O governo de Santa Catarina teria aceitado propostas forjadas para a compra de respiradores fantasmas para o combate ao coronavírus avaliados em R$ 33 milhões, em esquema que envolveria também uma empresa investigada por pirâmide financeira com Bitcoin. A matéria é do The Intercept Brasil.

Segundo a matéria desta quarta-feira, o governo de Santa Catarina comandou a compra dos respiradores em apenas cinco horas, que deveriam ser entregues no início de abril e distribuído em 48 unidades de saúde do estado. Os respiradores, porém, nunca foram entregues. Há uma previsão "otimista" de entrega em junho.

Os respiradores foram vendidos por R$ 165.000, valor acima dos preços de mercado, que variam entre R$ 60 mil e R$ 100 mil. Os respiradores seriam entregues pela empresa Veigamed, da Baixada Fluminense, que não possui qualquer experiência com vendas do aparelho e seria especializada na venda de produtos hospitalares básicos como gazes e mobílias. A empresa vendeu, nos últimos cinco anos, apenas R$ 24.000 em produtos à União.

A aquisição de respiradores do modelo Medical C35, produzido no Panamá, foi protocolada pela Secretaria de Estado de Saúde na manhã de 26 de março e concluída no mesmo dia. A proposta da Veigamed foi enviada por Pedro Nascimento Araújo, informando que a empresa atuaria em conjunto com outra empresa, Brazilian International Business, com sede em Joinville, que seria responsável pela operação internacional da transação.

O dono da importadora, Rafael Wekerlin, diz à reportagem que chegou a ser procurado para uma parceria mas não teve retorno, para depois dizer que não conhecia a empresa. Ele diz que a Veigamed copiou seu orçamento e encamihou ao governo de Santa Catarina: 

“Copiaram no Word minha proposta e encaminharam. Mas note que eles esqueceram de tirar o meu nome”

Na tarde do 27 de março, com a compra de respiradores já fechada com a Veigamed, a assessoria jurídica aconselhou a busca de "outros orçamentos a fim de justificar o preço". No mesmo dia, o governo apresentou uma proposta da empresa MMJS, que não tem registro de vendas de aparelhos hospitalares, mas oferecei 200 respiradores Medical C30 por R$ 45 milhões. Em 28 de março, apareceu no processo a proposta da JE Comércio, com o mesmo aparelho por R$ 39 milhões.

Diz a matéria:

"Além de ambas estarem acima da oferta da Veigamed, as duas propostas possuem outras semelhanças: nenhuma delas tem CNPJ ou mesmo assinatura e nome do responsável, informações básicas em concorrências públicas. As duas empresas também dividem o mesmo endereço, conforme consta no site da MMJS e no rodapé da proposta da JE Comércio, o que leva a crer que tratam-se de propostas de fachada, para garantir a contratação da Veigamed."

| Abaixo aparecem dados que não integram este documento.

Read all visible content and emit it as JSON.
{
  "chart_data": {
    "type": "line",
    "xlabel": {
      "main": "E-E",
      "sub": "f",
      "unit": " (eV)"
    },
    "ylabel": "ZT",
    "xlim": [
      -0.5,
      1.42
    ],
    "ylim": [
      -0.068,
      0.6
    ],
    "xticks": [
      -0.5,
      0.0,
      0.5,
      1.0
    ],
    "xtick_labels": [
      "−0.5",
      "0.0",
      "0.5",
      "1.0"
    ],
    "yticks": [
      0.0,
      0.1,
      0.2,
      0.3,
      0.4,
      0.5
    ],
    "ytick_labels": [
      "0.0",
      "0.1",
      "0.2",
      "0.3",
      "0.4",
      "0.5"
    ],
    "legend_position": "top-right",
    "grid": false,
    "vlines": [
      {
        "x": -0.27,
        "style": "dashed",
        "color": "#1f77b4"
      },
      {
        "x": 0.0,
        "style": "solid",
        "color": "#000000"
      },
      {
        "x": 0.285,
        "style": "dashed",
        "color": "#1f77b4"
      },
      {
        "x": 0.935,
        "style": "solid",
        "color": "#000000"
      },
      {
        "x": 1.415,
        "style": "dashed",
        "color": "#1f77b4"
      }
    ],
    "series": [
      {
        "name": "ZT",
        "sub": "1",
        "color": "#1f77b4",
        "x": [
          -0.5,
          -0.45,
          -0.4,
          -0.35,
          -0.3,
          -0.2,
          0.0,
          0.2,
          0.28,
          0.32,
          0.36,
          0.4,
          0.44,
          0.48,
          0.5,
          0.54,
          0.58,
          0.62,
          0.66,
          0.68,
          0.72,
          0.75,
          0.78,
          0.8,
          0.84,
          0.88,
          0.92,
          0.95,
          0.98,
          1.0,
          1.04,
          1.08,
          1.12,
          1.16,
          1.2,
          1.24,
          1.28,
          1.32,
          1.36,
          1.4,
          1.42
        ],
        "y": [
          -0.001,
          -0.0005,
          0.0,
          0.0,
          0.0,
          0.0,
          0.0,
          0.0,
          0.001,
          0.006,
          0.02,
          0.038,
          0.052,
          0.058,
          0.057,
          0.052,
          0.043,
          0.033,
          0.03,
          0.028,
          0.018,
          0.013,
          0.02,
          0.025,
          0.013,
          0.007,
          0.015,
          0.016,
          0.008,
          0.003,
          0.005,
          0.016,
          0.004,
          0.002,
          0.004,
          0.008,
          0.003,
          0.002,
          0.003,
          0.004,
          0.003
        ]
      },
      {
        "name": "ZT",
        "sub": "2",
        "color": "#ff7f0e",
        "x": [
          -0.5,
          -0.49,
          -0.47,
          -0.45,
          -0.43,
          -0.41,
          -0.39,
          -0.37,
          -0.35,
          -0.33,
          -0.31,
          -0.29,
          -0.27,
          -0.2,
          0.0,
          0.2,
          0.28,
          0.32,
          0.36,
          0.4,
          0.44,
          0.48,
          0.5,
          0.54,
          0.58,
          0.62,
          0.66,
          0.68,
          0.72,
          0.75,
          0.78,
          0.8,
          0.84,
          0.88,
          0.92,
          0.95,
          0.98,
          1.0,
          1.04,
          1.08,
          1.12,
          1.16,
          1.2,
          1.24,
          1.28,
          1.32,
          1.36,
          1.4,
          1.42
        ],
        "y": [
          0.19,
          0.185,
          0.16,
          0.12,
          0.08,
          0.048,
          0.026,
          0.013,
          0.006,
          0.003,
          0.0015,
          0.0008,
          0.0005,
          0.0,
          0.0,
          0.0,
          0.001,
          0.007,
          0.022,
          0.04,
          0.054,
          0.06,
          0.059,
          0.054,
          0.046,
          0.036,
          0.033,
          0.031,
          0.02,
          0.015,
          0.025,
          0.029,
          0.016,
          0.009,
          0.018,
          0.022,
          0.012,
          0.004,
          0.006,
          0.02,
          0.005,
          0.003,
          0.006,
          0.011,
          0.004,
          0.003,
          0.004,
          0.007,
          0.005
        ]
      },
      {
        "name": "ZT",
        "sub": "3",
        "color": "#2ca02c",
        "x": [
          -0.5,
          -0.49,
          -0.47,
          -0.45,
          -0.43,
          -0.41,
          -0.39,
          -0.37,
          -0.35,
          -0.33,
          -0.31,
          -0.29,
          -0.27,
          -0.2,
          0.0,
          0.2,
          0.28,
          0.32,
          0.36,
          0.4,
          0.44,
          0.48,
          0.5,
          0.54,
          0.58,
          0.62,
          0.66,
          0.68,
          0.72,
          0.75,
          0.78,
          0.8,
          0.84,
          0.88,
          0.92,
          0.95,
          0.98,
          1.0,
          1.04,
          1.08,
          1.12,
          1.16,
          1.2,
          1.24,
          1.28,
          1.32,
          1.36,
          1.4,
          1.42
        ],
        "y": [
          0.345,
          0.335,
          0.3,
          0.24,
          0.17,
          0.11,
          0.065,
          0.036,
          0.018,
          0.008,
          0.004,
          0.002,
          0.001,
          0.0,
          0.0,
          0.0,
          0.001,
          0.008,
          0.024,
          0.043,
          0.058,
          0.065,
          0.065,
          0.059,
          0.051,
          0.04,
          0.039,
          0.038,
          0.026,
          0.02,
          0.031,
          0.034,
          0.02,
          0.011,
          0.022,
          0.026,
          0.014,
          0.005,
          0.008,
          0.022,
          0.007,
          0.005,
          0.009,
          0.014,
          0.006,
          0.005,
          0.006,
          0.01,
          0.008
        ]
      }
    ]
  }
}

A MMJS chamava-se até 2018 Bau Holdings, empresa que em 2017 foi investigada pela Justiça de Mato Grosso por venda ilegal de Bitcoin e pirâmide financeira. A reportagem do The Interceipt tentou contato com a empresa via telefone e e-mail, mas não obteve retorno, assim como ninguém da JE Comércio se pronunciou. O governo de Santa Catarina também ignorou os pedidos por esclarecimentos. 

"Com a proposta vencedora da Veigamed corroborada pelas supostas concorrentes, no dia 1º de abril o governo de Santa Catarina pagou em duas parcelas os R$ 33 milhões acertados com a empresa – procedimento um tanto incomum, já que o pagamento só deveria ser realizado após a realização do serviço, ou seja, quando os respiradores fossem entregues."

Sem entregar os respiradores, a Veigamed foi notificada em 8 de abril, mas a empresa só respondeu oito dias depois, mudando o modelo de respiradores por problemas com os fornecedores e mudando a entrega para junho, dois meses além do prazo inicial. O governo de Santa Catarina aceitou as alterações sem questionamentos.

"O documento de compra dos novos aparelhos não informa previsão de chegada dos equipamentos, apenas de embarque dos produtos. O primeiro lote de 100 respiradores parte da China entre os dias 25 e 30 de abril. O outro carregamento deve sair entre 15 e 30 de maio. Ou seja, na melhor das hipóteses, os respiradores devem chegar com pelo menos dois meses de atraso, quando boa parte dos pacientes que poderiam ser socorridos já tiverem sucumbido ao vírus."

Na última segunda-feira, a assessoria jurídica da Saúde produziu um parecer pedindo o cancelamento da compra, multa de 10% do valor do contrato (R$ 3,3 milhões) e suspensão de seis meses para a Veigamed firmar novos contratos com o governo do estado. Não é citado, porém, o pagamento já feito de R$ 33 milhões.